La première fois que j’ai entendu parler de Serge Girard, je ne courrais pas. C’était à la fin du siècle dernier…

Je ne faisais pas de sport, mais alors pas du tout, même pas une heure par mois. J’étais ventripotent, fumeur, et je faisais la fête 6 jours sur 7 (histoire de recharger les batteries le 7ème jour). Je passais ce qu’il restait de mes nuits à écrire des romans et des nouvelles, en me disant qu’un jour, quelqu’un les lirait. Une aube pas plus poétique qu’une autre, au retour d’une énième soirée, je me suis affalé sur mon canapé aux lattes déglinguées et j’ai allumé la télévision.

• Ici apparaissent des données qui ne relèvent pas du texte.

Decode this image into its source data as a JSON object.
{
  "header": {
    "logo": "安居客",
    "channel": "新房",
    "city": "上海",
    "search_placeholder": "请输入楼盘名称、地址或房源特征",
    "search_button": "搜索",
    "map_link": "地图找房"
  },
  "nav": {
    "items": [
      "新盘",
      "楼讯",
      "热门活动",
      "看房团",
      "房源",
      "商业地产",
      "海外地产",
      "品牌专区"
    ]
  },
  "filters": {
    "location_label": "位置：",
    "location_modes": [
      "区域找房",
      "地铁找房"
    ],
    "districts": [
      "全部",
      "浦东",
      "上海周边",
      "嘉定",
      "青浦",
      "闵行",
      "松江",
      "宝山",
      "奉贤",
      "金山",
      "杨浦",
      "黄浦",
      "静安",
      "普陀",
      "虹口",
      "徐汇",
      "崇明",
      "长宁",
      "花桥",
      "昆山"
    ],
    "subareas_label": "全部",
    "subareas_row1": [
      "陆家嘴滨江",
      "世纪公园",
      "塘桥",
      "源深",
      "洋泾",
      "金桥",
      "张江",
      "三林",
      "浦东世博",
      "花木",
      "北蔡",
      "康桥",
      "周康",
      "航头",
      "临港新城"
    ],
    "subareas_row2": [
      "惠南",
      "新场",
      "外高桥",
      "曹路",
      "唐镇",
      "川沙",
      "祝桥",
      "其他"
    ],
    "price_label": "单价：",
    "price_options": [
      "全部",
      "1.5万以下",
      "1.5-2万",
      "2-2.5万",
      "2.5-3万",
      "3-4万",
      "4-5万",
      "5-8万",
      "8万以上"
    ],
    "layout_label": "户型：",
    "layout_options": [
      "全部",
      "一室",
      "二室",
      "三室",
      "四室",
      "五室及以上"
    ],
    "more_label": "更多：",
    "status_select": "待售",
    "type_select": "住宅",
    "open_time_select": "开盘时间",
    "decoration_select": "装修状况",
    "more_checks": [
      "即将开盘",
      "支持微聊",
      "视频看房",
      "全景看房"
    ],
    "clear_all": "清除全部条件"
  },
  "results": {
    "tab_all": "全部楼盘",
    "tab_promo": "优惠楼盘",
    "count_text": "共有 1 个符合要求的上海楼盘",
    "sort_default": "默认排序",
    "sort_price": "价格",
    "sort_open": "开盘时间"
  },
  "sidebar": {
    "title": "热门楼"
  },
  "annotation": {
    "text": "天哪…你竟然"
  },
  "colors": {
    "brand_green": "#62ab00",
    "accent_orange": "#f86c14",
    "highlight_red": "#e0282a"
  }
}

Histoire de me prendre un peu plus d’inepties dans les esgourdes avant d’aller me coucher. Une dose supplémentaire de lobotomie hertzienne. Là, je suis tombé sur un petit reportage qui parlait d’un type qui traversait les continents en courant. Je n’aurais jamais pensé qu’un homme soit suffisamment taré pour se lancer dans ce genre de truc. Je me disais qu’il fallait être particulièrement secoué pour s’infliger une telle souffrance. Je ne voyais pas ce qu’on pouvait en retirer, ce que ça pouvait apporter. Sûr de moi, j’ai éteins la télévision en me disant que ce gars devait avoir un paquet de choses à fuir pour courir ainsi.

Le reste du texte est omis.